Film contemplatif au charme certain, Sous le ciel de Koutaïssi révèle le talent d’un jeune cinéaste qui ose prendre son temps pour développer une atmosphère poétique. Séduisant et d’une belle pertinence sur le plan thématique.
Synopsis : C’est le coup de foudre quand Lisa et Giorgi se rencontrent par hasard dans les rues de Koutaïssi. L’amour les frappe si soudainement, qu’ils en oublient même de se demander leur prénom. Avant de poursuivre leur chemin, ils décident de se retrouver le lendemain. Ils sont loin de se douter que le mauvais œil leur a jeté un sort.
Un drame romantique au postulat intrigant
Critique : Réalisateur d’origine géorgienne, Alexandre Koberidze a étudié la réalisation en Allemagne où il a gardé de nombreux liens lui permettant d’assurer le cofinancement de ses films. Il a pu ainsi signer un premier long-métrage en 2017 (Lass den Sommer nie wieder kommen, resté inédit chez nous), avant d’écrire et réaliser Sous le ciel de Koutaïssi (2021).
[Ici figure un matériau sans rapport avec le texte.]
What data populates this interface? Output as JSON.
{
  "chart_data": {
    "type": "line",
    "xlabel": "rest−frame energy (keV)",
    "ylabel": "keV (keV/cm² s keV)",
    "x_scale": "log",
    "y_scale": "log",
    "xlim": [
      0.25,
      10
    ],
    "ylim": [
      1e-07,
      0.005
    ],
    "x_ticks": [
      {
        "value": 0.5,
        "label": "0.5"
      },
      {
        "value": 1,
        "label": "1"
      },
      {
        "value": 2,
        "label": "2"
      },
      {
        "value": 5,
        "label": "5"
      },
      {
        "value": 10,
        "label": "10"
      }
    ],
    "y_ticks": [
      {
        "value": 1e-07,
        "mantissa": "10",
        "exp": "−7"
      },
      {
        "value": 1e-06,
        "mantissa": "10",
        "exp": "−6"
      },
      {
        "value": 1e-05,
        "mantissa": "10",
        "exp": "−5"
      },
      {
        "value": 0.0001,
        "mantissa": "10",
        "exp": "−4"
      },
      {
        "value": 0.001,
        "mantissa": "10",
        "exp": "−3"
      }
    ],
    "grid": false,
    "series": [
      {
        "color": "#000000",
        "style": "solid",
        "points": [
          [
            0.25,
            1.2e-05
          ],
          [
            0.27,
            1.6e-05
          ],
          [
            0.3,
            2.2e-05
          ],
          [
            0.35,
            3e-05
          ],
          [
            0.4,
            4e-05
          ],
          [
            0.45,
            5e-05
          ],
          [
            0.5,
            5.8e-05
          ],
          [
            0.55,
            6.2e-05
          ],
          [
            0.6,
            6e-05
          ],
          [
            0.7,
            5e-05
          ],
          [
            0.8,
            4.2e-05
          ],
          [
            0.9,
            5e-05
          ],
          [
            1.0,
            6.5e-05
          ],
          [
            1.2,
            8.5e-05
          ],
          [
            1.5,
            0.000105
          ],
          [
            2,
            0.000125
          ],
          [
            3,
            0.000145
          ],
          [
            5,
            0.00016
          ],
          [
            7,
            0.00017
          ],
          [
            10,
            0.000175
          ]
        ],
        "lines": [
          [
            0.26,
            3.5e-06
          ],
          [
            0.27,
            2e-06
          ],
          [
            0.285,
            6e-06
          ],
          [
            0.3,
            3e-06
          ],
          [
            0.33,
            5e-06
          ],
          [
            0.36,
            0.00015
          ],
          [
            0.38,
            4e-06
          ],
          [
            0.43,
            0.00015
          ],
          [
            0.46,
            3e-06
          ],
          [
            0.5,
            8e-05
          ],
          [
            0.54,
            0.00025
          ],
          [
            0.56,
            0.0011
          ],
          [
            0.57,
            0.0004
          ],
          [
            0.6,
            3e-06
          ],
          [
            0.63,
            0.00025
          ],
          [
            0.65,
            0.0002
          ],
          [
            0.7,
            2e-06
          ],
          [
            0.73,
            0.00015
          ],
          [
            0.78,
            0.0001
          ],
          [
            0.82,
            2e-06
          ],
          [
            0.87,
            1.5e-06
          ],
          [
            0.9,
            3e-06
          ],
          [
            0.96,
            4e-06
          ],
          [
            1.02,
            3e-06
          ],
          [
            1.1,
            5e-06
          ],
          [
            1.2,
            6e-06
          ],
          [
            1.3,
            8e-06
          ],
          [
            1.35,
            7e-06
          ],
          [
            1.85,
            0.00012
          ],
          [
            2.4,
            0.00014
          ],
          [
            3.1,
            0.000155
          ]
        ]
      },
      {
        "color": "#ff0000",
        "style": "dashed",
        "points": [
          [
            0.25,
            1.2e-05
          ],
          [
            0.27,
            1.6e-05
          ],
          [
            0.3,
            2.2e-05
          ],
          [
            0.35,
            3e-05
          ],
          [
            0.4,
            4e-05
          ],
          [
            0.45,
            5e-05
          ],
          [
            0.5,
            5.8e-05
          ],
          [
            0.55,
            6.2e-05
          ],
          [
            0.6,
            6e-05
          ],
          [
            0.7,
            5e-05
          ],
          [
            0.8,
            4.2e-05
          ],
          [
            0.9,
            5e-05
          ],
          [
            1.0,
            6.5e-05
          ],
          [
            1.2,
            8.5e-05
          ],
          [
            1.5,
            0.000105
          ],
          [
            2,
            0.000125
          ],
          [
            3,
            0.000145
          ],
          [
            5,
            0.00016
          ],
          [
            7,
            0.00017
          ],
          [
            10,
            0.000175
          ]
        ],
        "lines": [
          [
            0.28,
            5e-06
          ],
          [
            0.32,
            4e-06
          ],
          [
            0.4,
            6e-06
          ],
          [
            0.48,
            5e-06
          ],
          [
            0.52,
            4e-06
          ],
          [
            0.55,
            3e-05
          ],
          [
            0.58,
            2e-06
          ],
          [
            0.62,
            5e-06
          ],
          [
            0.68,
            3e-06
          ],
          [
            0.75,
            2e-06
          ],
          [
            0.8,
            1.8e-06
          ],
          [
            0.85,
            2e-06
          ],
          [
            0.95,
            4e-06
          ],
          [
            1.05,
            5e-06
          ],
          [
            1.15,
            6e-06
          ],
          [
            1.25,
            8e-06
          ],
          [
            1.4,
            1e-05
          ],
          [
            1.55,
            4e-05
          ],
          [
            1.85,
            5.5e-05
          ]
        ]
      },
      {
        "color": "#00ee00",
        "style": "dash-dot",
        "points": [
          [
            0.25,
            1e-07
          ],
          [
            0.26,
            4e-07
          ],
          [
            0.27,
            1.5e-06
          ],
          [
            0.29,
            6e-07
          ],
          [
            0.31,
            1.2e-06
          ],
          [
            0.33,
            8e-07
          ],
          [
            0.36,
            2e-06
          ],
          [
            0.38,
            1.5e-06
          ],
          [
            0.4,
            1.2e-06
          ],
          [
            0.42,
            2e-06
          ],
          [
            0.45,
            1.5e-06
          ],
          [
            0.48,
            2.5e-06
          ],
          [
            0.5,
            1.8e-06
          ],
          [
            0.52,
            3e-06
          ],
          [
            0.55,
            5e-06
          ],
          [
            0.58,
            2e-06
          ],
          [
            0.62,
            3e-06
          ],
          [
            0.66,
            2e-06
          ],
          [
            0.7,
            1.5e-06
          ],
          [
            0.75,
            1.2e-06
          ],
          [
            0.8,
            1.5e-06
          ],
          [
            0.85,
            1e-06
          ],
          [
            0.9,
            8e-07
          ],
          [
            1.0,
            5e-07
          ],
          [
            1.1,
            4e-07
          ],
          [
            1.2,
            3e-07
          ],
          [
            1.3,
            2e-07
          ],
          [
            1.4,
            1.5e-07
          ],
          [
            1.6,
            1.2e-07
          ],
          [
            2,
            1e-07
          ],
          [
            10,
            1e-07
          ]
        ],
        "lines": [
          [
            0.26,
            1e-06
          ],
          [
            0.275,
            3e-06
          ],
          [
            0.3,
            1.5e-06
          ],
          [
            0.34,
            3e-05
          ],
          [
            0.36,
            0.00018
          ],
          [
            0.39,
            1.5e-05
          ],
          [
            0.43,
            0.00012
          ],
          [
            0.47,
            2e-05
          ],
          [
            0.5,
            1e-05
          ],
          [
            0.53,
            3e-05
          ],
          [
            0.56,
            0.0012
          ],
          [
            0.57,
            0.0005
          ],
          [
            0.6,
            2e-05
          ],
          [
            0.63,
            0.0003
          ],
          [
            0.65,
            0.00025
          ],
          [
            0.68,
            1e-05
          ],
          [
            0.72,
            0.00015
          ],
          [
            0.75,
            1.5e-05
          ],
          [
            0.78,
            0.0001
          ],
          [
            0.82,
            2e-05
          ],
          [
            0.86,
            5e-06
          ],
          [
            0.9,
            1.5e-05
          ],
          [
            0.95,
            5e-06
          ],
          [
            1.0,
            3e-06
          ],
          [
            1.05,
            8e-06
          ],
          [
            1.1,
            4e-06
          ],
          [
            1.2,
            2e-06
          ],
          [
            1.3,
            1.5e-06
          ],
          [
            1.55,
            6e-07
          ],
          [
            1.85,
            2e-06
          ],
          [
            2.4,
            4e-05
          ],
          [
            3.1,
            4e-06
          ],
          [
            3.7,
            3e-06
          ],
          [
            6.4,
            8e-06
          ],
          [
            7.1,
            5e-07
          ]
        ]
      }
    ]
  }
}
L’histoire pour le moins originale prend place dans la troisième ville la plus importante de Géorgie et met en scène deux jeunes gens qui s’aiment au premier regard échangé, mais une terrible malédiction s’abat sur eux : en se réveillant un matin, ils ont tous les deux changé physiquement. Cela se traduit à l’écran par un changement de comédiens et l’arrivée des deux acteurs qui seront au centre de l’intégralité du film, à savoir la novice Ani Karseladze et le comédien de théâtre plus chevronné Giorgi Bochorishvili. Désormais incapables de se reconnaître, les deux amoureux sont voués à se croiser sans cesse sans jamais s’aborder. A moins que le hasard fasse bien les choses.
Avant tout le portrait attentif d’une ville et de ses habitants
Si le pitch de départ peut orienter le spectateur vers une forme de comédie romantique, la forme et la durée de Sous le ciel de Koutaïssi doivent immédiatement alerter le grand public : nous sommes ici face à une œuvre artistique qui entend développer une vision particulière du monde et qui fait peu de cas de l’efficacité narrative du cinéma traditionnel. En réalité, Koberidze use d’un prétexte pour peindre le portrait d’une ville et de ses multiples habitants. Le long des deux heures et demie du film, le cinéaste n’hésite pas à abandonner toute progression narrative pour laisser sa caméra errer. Il est ainsi capable de filmer au ralenti un match de football entre gamins durant plusieurs minutes, ou de s’arrêter contempler un arbre dans ses moindres détails.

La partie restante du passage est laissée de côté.